Vintage

Venturo Hi-Fi

A design icon with an utopian sound system.

Venturo or Venturo House, also known as the model CF-45, is a modular, insulated and transportable building system. It was designed by the Finnish architect Matti Suuronen (1933-2013) in 1971, the same who designed the world-famous round-shaped Futuro House (CF-100/200) in 1969 (below), and a grill kiosk (CF-10) in 1970, all belonging to Suuronen’s Casa Finlandia series. The model number indicates the floor area in square meters.

Venturo House is a prefabricated house composed of fiberglass-reinforced polyester plastic, polyester-polyurethane, and acrylic glass. The walls and top are made of double-layer fiberglass with two inches thick polyurethane foam and the floor is made of plywood.
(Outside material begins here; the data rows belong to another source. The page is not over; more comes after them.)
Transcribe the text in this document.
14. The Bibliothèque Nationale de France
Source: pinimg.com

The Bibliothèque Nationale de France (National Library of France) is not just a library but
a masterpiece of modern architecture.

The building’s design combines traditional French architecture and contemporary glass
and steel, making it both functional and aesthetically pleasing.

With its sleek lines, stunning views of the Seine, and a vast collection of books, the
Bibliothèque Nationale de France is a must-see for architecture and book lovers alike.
The floor area is 45 m² and the house weighs four tons. It was shipped in two modules, one containing the bathroom, kitchen and sauna and the other including the filler pieces. Where the Futuro House was designed for living (they still are in various places all over the world), Venturo is more like a “weekend cottage” or a bungalow. At the time of its introduction, Venturos were also used as small shops and retail kiosks. Three Venturos were imported to Sweden and used as gas stations for BP. Due to the 1973 oil crisis, only 19 Venturo Houses were manufactured by the Finnish company Oy Polykem Ab. However, the license was sold to 23 companies around the world and some houses were presumably produced eg. in Japan. Unlike the Futuro, that still looks striking, but also like a product of its time, Venturo represents ultramodern design: no way of telling whether it was designed back in the Seventies or yesterday.

This Venturo has received a new official architectural and design destination. Venturo’s placement in the center of Tapiola creates a new fascinating layer in the city through its modernist architecture and optimistic ideology.

While walking around the Venturo (Tapiola, Espoo) one day I saw something arresting inside: a stereo system Weltron 2007 from circa 1972 (ie. a year after the Venturo). The disk-shaped all-in-one system on a typical 1970s stand, sporting a stereo amplifier, a turntable, a cassette player, plus two separate passive speakers.

WELTRON

Back in 1972 Weltron was an electronics manufacturer and retailer, based in Oxford, North Carolina USA. Some of their products were sold under different brands in different countries. Weltron’s early product range was known for its Space Age design. According to Wikipedia, the Weltron name was first used by Womack Electronics that filed a trademark application for the brand, in order to produce cathode ray tubes, in 1962. Later the production covered radios, antennas and other electric devices such as electric organs and electric guitars (Wiki).

Weltron, 2007 A stereo system, circa 1972. – Stereo, turntable, cassette player on a stand, two speakers.

In 1968 James Pratt Winston left the company and started a new Weltron company, focusing first on guitars and other musical instruments, but soon begun to develop its own bespoke product line. It was Winston that came up with the idea of a spherically-shaped stereo FM radio/cassette deck that could run on mains and battery power. The first was Model 2001 from 1970–71, and building upon its success the company developed other models, sold under the “New Shape of Sound” line. These included the Model 2002, a spherical AM/FM stereo radio (with Model 2003 spherical speakers), as well as the Model 2005 from May 1973. The Model 2007 that filled the Venturo with pleasant music, was first presented in 1975, followed by the Model 2010 from 1977. In 1980 Winston founded a new company, Winston International, that about five years later purchased the Weltron brand (Wiki). Seems that spare parts for the old Weltron stereo systems are still available. Whether it was the context or not, I must admit that I liked the way Weltron 2007 managed to reproduce music from mainly jazz LPs. Absolutely nothing to be ashamed of!

Next to Weltron 2007 system, there was Eero Aarnio’s famous Ball-chair with its own sound system. But that’s another cup of tea.